Single by Leandro e Leonardo

from the album Leandro e Leonardo Vol.4
- Released: 1990
- Recorded: January 1990
- Studio: Chantecler (São Paulo, Brazil)
- Genre: Sertanejo
- Length: 3:19
- Label: Chantecler
- Songwriters: Douglas Maio; José Ribeiro; Mario Soares;
- Producer: César Augusto

Leandro e Leonardo singles chronology
| "Talismã" (1990) | "Pense em Mim" (1990) | "Desculpe, Mas Eu Vou Chorar" (1991) |

= Pense em Mim =

Pense em Mim (Think of Me) is a song written by Douglas Maio, José Ribeiro and Mario Soares and recorded by the Brazilian sertanejo music duo Leandro e Leonardo on their fourth studio album Leandro e Leonardo Vol.4.

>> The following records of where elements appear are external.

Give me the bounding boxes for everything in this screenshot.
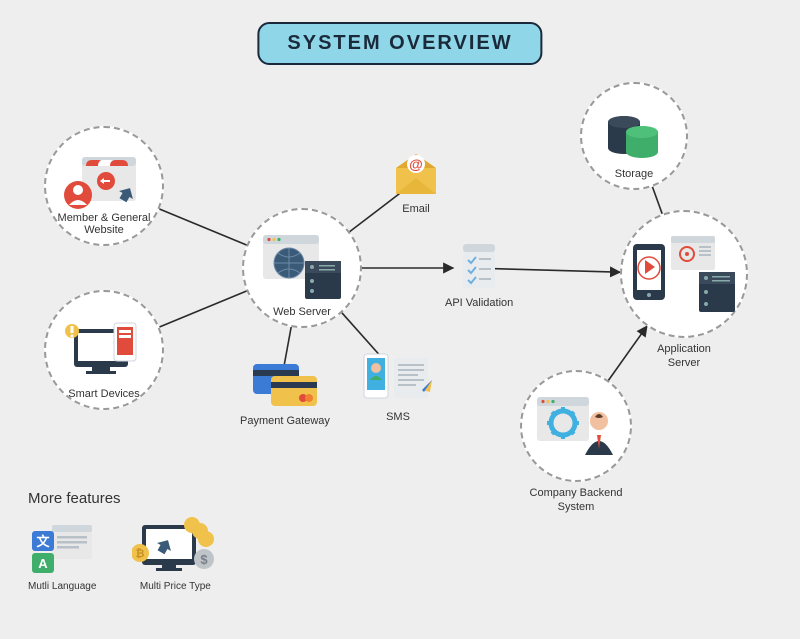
more-features-section: More features 文 A Mutli Language: [28, 490, 218, 592]
node-label: API Validation: [445, 296, 513, 310]
feature-label: Mutli Language: [28, 581, 96, 592]
smart-devices-icon: [62, 317, 146, 383]
feature-multi-language: 文 A Mutli Language: [28, 519, 96, 592]
node-smart-devices: Smart Devices: [44, 290, 164, 410]
page-title: SYSTEM OVERVIEW: [257, 22, 542, 65]
svg-text:$: $: [201, 552, 209, 567]
company-backend-icon: [533, 391, 619, 461]
node-label: Member & GeneralWebsite: [46, 212, 162, 236]
more-features-title: More features: [28, 490, 218, 507]
node-label: Smart Devices: [46, 388, 162, 400]
app-server-icon: [629, 232, 739, 316]
sms-icon: [360, 350, 436, 406]
node-company-backend: Company BackendSystem: [520, 370, 632, 515]
node-label: Email: [402, 202, 430, 216]
payment-icon: [249, 360, 321, 410]
svg-text:₿: ₿: [136, 548, 145, 560]
node-label: Web Server: [244, 306, 360, 318]
svg-text:文: 文: [37, 534, 51, 549]
node-payment: Payment Gateway: [240, 360, 330, 428]
node-sms: SMS: [360, 350, 436, 424]
node-label: Company BackendSystem: [530, 486, 623, 515]
web-server-icon: [257, 231, 347, 305]
node-email: @ Email: [390, 150, 442, 216]
api-validation-icon: [459, 240, 499, 292]
node-app-server: ApplicationServer: [620, 210, 748, 371]
multi-price-icon: ₿ $: [132, 515, 218, 575]
storage-icon: [604, 110, 664, 162]
svg-text:@: @: [409, 156, 423, 172]
node-api-validation: API Validation: [445, 240, 513, 310]
email-icon: @: [390, 150, 442, 198]
node-label: ApplicationServer: [657, 342, 711, 371]
node-member-website: Member & GeneralWebsite: [44, 126, 164, 246]
node-label: Payment Gateway: [240, 414, 330, 428]
node-label: Storage: [582, 168, 686, 180]
node-web-server: Web Server: [242, 208, 362, 328]
multi-language-icon: 文 A: [30, 523, 94, 575]
feature-label: Multi Price Type: [140, 581, 211, 592]
node-label: SMS: [386, 410, 410, 424]
node-storage: Storage: [580, 82, 688, 190]
feature-multi-price: ₿ $ Multi Price Type: [132, 519, 218, 592]
website-icon: [64, 151, 144, 221]
svg-text:A: A: [38, 556, 48, 571]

With an arrangement that uses the synthesizer to reproduce strings and brass, the recording opens with a 16-bar saxophone solo, followed by the simple structure of the song: part A, chorus, part B, repeat the introduction, part B, chorus, repeat the chorus. Both in its instrumentation and theme, "Pense em Mim" shows an adaptation of the sertanejo music style to the taste of the urban public, in an attempt to dissociate the duo from the rural world and expand its reach.

The strategy was successful: released together with the album, in January 1990, "Pense em Mim" was one of the duo's biggest hits, reaching sixth place on the national charts. The CD sold more than 2.85 million copies in Brazil.

In the early 1990s, the song was covered by the rock band Patrulha 66. Later, it would also be covered by artists such as Hebe Camargo (on the CD Pra Você, from 1998), Marília Pêra (on Estrela Tropical, from 2000, in a medley with "Que Raio de Amor é Esse?") and Olivia Byington (Perto, from 2009).